関西大学「食の魔女」プロジェクト★海老芋ポタージュで皆を笑顔に★SDGsにも貢献

関西大学「食の魔女」プロジェクト★海老芋ポタージュで皆を笑顔に★SDGsにも貢献
関西大学商学部横山ゼミでは,廃棄される予定だった野菜を用いて,SDGsに貢献する非常食・保存食スープ,「ちょっとリッチな海老芋ポタージュ」を開発しました。缶詰スープ生産においては,開屋本舗(株)と食品工房(株)と協働して,缶詰ラベルは福祉事業所の障がいある方々にデザインしてもらいました。

)障がい者の働きがいと工賃問題

 (1)産地廃棄野菜問題「おいしいのに捨てられる野菜たち」

 おいしく食べられる野菜が,年間約400万トン以上もゴミとして捨てられていると言われています(海老原, 2021)*1。

 ここで,「捨てられている野菜」とは,形状が規格から外れただけで,品質や栄養にまったく問題のない野菜(規格外野菜)や,何も問題はないのに市場価格を安定させる調整(需給調整)のための廃棄が該当します。このような問題を,産地廃棄野菜問題と呼びます。産地廃棄野菜の量は,野菜生産量のうちの約3割~4割に該当しています(農林水産省,2007)。 一生懸命,愛情込めて野菜を育てている農家さんにとって,とても心が痛む問題です。私達の知らないところで,農家さんが悲しい思いをし,本来美味しく食べられる野菜が大量に捨てられていることが分かります。

 食べられる野菜をゴミとして運搬・焼却することで,必要のない二酸化炭素を排出してしまい,地球温暖化などの環境問題を引き起こす原因となってしまいます。

 私達はこの問題を多くの人々に知ってもらうきっかけを作るために,人々にとって必要不可欠であり,心に残るような,新商品の開発に乗り出しました。

 *1:海老原城一(2021)「食品ロス,廃プラ,紙おむつが抱える問題」日経ESG, 1月6日号

 (2)非常食の廃棄問題

 みなさんは普段の食事で非常食を食べたことがありますか?

 近年の相次ぐ災害で,非常食の需要は高まってきています。その一方で,賞味期限の切れた非常食が,大量に廃棄されています。例えば, 自治体が大量に備蓄している非常食,災害備蓄食料ですが,賞味期限を迎える中,引き取り手を見つけられず廃棄せざるを得ず,17自治体の過去5年間の廃棄量は176万3,600食に上っていたという調査結果が出されていたりします(毎日新聞,2016年3月24日)。このように期限を過ぎてしまった非常食が捨てられることで,食品ロスを生み出しています。
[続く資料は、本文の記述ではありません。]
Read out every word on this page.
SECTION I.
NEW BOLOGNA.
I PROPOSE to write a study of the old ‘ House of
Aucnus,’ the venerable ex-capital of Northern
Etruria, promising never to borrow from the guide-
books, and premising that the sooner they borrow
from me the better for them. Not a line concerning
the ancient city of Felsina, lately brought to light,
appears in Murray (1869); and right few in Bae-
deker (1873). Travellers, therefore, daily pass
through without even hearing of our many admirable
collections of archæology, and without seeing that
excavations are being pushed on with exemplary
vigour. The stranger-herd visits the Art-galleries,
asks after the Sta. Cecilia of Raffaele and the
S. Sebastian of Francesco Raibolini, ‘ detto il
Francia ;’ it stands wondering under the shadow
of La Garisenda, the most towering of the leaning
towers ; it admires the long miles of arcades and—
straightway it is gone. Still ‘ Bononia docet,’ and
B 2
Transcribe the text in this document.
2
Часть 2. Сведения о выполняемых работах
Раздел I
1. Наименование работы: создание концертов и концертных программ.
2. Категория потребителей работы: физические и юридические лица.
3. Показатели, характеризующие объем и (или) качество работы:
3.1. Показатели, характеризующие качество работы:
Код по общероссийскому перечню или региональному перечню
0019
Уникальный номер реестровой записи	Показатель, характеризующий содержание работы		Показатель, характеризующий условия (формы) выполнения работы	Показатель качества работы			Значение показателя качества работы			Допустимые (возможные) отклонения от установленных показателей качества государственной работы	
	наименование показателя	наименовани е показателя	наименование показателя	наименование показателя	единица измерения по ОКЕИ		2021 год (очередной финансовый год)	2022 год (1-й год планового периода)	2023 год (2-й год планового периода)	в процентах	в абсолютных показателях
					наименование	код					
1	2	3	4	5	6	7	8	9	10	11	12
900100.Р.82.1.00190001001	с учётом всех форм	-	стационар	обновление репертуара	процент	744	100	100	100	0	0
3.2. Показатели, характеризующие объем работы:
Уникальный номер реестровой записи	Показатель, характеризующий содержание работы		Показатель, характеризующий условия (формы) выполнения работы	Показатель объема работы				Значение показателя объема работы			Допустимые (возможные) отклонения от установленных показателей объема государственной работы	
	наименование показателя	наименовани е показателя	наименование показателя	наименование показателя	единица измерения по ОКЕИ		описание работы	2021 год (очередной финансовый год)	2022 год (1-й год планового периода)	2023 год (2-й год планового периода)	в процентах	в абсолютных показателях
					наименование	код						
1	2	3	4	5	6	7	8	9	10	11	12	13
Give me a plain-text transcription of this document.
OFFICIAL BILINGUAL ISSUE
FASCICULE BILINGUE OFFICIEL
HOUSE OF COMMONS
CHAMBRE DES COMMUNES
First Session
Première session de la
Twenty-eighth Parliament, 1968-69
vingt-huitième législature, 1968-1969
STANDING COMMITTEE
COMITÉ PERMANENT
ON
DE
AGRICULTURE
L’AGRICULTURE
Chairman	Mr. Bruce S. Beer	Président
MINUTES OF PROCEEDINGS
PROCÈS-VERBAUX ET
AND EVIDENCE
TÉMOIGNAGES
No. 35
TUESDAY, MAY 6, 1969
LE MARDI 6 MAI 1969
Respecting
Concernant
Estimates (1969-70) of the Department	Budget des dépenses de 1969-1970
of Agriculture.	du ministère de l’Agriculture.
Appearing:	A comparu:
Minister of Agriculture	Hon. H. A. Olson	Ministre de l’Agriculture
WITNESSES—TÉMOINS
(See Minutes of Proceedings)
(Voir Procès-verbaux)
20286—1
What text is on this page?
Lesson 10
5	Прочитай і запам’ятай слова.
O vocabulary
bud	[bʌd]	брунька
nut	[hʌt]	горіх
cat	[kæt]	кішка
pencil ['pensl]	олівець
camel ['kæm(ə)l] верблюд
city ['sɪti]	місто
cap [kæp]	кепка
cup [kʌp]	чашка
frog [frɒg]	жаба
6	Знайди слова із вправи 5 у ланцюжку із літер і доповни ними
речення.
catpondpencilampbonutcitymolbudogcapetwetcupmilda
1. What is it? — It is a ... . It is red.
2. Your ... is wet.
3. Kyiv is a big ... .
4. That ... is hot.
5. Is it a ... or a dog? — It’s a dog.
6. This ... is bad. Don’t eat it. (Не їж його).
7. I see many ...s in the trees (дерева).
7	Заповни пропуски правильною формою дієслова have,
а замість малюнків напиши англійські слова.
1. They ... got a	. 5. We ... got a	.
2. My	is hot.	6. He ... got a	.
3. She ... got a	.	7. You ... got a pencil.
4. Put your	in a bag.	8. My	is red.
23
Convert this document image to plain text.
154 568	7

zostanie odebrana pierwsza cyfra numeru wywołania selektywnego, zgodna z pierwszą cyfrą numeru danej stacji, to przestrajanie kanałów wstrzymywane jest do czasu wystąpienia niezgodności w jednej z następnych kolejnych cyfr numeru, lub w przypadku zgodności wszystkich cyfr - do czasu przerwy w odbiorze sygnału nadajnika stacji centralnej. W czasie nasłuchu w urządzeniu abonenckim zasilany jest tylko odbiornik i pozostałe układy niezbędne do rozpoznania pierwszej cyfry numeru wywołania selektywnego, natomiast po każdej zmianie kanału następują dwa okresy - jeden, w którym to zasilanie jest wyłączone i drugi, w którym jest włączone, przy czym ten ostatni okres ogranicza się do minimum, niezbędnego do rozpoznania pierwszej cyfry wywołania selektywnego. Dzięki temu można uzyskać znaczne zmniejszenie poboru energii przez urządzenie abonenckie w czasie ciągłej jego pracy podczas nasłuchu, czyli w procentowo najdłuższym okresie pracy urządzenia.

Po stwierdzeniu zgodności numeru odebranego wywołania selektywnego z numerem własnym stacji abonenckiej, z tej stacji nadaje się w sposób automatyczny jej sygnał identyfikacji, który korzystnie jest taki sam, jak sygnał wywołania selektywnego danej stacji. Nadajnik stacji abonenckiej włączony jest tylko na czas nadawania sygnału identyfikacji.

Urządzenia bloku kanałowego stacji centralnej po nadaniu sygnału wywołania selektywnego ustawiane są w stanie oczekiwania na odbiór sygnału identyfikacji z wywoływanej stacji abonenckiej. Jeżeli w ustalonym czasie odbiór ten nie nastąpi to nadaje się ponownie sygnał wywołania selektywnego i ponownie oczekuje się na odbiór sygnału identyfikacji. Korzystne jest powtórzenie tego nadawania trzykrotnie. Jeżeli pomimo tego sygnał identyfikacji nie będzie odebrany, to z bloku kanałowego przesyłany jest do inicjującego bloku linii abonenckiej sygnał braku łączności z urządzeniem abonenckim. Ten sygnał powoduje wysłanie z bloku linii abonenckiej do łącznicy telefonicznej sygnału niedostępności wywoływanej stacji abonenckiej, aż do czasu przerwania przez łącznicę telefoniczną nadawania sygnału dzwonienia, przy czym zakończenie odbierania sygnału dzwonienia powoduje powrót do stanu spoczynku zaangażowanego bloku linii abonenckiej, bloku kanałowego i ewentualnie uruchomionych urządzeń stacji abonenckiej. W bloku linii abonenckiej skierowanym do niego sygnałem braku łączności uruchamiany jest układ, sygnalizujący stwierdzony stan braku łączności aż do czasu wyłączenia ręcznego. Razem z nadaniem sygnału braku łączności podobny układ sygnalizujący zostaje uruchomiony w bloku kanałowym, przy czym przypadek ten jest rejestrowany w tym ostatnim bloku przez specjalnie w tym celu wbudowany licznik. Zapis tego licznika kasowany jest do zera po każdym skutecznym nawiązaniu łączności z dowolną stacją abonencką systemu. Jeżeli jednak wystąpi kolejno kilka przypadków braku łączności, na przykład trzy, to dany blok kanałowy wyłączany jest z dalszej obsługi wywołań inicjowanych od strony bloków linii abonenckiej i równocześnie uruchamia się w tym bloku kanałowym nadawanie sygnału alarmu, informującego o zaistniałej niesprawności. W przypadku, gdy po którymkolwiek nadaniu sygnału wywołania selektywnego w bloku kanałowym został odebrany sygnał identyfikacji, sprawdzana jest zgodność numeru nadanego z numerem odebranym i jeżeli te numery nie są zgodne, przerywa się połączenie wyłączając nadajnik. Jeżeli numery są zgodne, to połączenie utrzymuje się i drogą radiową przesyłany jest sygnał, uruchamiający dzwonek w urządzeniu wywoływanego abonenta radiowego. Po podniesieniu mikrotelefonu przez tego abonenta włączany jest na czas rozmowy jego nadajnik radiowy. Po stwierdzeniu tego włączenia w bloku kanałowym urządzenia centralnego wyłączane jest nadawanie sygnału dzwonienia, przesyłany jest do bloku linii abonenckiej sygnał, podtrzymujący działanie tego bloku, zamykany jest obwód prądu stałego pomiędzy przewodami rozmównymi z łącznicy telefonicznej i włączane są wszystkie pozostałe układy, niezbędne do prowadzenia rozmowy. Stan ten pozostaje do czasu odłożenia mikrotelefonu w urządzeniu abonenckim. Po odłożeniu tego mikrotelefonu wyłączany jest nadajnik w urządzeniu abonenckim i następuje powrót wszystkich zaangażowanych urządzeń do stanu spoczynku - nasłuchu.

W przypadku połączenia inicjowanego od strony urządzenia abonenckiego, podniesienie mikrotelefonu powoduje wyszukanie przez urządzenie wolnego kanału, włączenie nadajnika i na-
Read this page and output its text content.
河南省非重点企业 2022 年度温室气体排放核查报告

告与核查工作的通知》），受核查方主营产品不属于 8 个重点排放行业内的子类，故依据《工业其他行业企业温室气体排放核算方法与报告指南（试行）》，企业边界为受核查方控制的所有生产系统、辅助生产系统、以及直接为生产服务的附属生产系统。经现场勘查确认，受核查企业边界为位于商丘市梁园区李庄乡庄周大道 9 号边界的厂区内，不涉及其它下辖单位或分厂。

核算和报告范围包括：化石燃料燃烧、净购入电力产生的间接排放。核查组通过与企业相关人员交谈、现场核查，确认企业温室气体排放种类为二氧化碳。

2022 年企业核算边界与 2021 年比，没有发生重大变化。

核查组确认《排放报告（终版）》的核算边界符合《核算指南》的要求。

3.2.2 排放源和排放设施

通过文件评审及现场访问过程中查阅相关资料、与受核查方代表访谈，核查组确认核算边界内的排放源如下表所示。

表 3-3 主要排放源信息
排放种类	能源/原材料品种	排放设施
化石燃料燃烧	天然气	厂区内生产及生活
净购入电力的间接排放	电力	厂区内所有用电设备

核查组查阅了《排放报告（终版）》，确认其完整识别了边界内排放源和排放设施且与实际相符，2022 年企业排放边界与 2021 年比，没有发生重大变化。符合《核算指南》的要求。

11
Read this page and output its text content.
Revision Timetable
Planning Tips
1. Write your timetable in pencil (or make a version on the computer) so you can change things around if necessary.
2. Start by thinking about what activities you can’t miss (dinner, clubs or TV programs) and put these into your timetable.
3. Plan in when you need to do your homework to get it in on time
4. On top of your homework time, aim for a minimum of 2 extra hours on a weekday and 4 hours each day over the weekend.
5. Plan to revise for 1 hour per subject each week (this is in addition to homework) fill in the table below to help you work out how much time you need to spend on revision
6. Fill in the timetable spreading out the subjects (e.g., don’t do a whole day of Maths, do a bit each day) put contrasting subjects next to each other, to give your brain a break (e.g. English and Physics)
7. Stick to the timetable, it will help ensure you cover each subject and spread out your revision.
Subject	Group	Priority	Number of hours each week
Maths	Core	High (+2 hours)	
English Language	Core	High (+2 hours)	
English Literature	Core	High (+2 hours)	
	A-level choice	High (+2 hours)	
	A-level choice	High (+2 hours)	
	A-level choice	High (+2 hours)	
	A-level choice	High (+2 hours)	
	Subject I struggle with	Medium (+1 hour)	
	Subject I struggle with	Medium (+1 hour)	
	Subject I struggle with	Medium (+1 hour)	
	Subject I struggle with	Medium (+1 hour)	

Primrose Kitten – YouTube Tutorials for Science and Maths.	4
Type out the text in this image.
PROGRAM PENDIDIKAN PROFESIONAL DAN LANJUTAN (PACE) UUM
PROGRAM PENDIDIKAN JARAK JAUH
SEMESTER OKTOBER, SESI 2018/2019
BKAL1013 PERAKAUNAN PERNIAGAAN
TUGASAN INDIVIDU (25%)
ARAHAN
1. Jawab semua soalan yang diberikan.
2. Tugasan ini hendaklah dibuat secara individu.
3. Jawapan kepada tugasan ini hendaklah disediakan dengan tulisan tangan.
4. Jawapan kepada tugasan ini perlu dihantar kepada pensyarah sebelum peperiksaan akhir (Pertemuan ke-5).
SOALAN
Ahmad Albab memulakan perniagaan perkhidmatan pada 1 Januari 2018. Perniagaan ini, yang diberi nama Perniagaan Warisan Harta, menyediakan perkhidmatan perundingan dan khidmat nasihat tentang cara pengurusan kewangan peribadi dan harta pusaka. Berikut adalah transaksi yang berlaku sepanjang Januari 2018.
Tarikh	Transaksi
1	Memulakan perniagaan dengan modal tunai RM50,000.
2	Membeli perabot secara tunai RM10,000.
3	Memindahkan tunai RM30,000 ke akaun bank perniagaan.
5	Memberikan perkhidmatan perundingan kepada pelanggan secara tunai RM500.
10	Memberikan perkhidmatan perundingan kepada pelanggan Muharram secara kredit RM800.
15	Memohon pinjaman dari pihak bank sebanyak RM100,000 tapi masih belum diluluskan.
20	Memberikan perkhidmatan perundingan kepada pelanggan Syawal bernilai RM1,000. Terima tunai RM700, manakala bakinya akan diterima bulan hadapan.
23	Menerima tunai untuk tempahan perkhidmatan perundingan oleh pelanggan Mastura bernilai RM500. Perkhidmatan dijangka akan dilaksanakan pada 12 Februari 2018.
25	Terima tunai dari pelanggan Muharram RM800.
 そこで,普段から食べたいと思う,非常時まで待ちきれない,美味しい非常食を作ろうと考えました。

 (3)障がい者の働き甲斐と工賃問題

 福祉事業所のもとで就労する障害者の工賃ですが,就労継続支援事業B型の日本全国における平均月額工賃は16,369円で,時給換算すると223円となります。大阪府だけでみると,平均月額12,009円,時給164円程度となっています(厚生労働省,2019) 。このような工賃では、障害年金と合わせても生活を成り立たせることができません。

 そこで,今回,福祉事業所の「アート活動」の時間に,私達の商品デザインを考案していただき,工賃をお支払いすることにしました。やりがいのあるお仕事と工賃を倍増にすることを,目標にいたしました。
このプロジェクトで実現したいこと

 (1)私達が魔法をかけた新商品

  非常時・災害時に人々の命とココロを救うことができる,非常食の缶詰スープ(3年間の長期保存可)として「ちょっとリッチな海老芋ポタージュ」を開発しました。
 他社製品との飲み比べを何回も行った上で,試食を繰り返して, 非常時まで待てないくらい,めっちゃおいしい味に整えました。
 「ちょっとリッチな海老芋ポタージュ」は,常温で美味しく食べることができます。また温めれば,高級レストランで提供されるような,濃厚なポタージュスープを楽しめます。